Ok,was jetzt?Bis 9.30 Uhr wollten wir nicht warten.Dann kam ne nette Dame die die Toiletten aufgeschlossen hatte.Wir fragten nach der tele. Nummer von *ER*.Darauf sagte sie,*ER *würde Ihr den Kopf abreißßen wenn sie die Nummer rausrücke(|kopfkrat).Aber *ER* wohnt nur drei Häuser weiter.Ok,wir dann da hin,geklingelt und kurz für die Störung entschuldigt.Eigentlich wollten wir auch nur kurz bescheid geben,daß wir mit dem anderen Angler trailern wollen und später bezahlen oder auch gleich.Doch so weit sind wir gar nicht gekommen!!!!!! *ER* fing sofort an uns anzupöbeln,sogar zu beleidigen.Wir hätten hier nichts zu suchen und sk,kann ich ja verstehen wenn *ER* seine Privatraum haben will.Aber dann fauchte *ER* uns noch an,wir könnten jetzt wieder nach Hause Fahren,*ER* Würde uns heute nicht mehr trailern lassen.Auf die frage mit dem warum gabs nur noch einige drebe Wörten an unseren Kopf und *ER* knallte uns die Tür vor der Nase zu.....
Hab noch nie einen so unfreundlichen und dazu äußerst arroganten Menschen getroffen wie diesen!!!!Und ich verzichte hier schon auf die Wörter die eigentlich besser zu dieser Person passen!!!!!!|gr:|gr:|gr:
Wir dann wieder zurück zum Hafen,der andere Angler konnte auch nur noch mit dem Kopf schütteln....
Tja,eines steht danachfest,im Yachthafen von Lippe sieht uns kein Mensch mehr.Und sollte mal jemand von Euch dort trailern wollen,dann geht schön vorsichtig an diese Person ran.......
Sind danach übrigens nach Großenbrode gefahren und was soll ichsagen,keiner da,kurz an der ausgeschriebenen Nummer angerufen,geht alles klar wurde uns gesagt,bezahlen dann beim raustrailern im Bistro....Noch Fragen??????


----------



## Nordlicht (19. Oktober 2008)

*AW: Hafenmeister Yachthafen Lippe - der geht gar nicht !!!!!*

Macht euch doch mal schlau wem der Yachthafen Lippe untersteht und ob *ER* dort nur angestellt ist.
Sollte dies der Fall sein würde ich mal den Zuständigen Vorgesetzten informieren was *ER* für ein :v brocken ist


----------



## Gizi (19. Oktober 2008)

*AW: Hafenmeister Yachthafen Lippe - der geht gar nicht !!!!!*

Moin, ich würde das auch so machen wie Nordlicht beschrieben hat.
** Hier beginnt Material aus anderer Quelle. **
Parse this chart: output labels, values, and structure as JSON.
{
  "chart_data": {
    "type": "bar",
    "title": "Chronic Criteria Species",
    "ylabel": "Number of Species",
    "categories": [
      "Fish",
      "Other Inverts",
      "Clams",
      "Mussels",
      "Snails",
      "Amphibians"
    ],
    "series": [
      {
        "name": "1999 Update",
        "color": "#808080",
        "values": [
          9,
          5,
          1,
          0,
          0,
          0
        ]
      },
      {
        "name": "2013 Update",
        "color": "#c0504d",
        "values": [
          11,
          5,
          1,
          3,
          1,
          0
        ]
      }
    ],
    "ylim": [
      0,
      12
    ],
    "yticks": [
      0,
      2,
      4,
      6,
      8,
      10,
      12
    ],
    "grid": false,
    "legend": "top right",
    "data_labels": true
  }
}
Kann ja nicht sein das solch Leute auf die Menschheit los gelassen werden.


----------



## duck_68 (19. Oktober 2008)

*AW: Hafenmeister Yachthafen Lippe - der geht gar nicht !!!!!*

Ich habe mal kurz gegooglet und dabei sogar seine Tel & Handynr. gefunden

Hier zu finden:



> Hafeneinfahrt von der Ansteuerungstonne aus unter 281 Grad. Die Rinne wird in Frühjahr auf 3 Meter Tiefe ausgebaggert, in Jahresverlauf nimmt die Tiefe ab, doch sind während der ganzen Saison1,60 m Tiefe zugesagt, im Hafen selbst 2,50 m. Aktuelle Daten können beim Hafenmeister Manfred Lau (04381 418965, Handy 0171 411 5501) erfragt werden.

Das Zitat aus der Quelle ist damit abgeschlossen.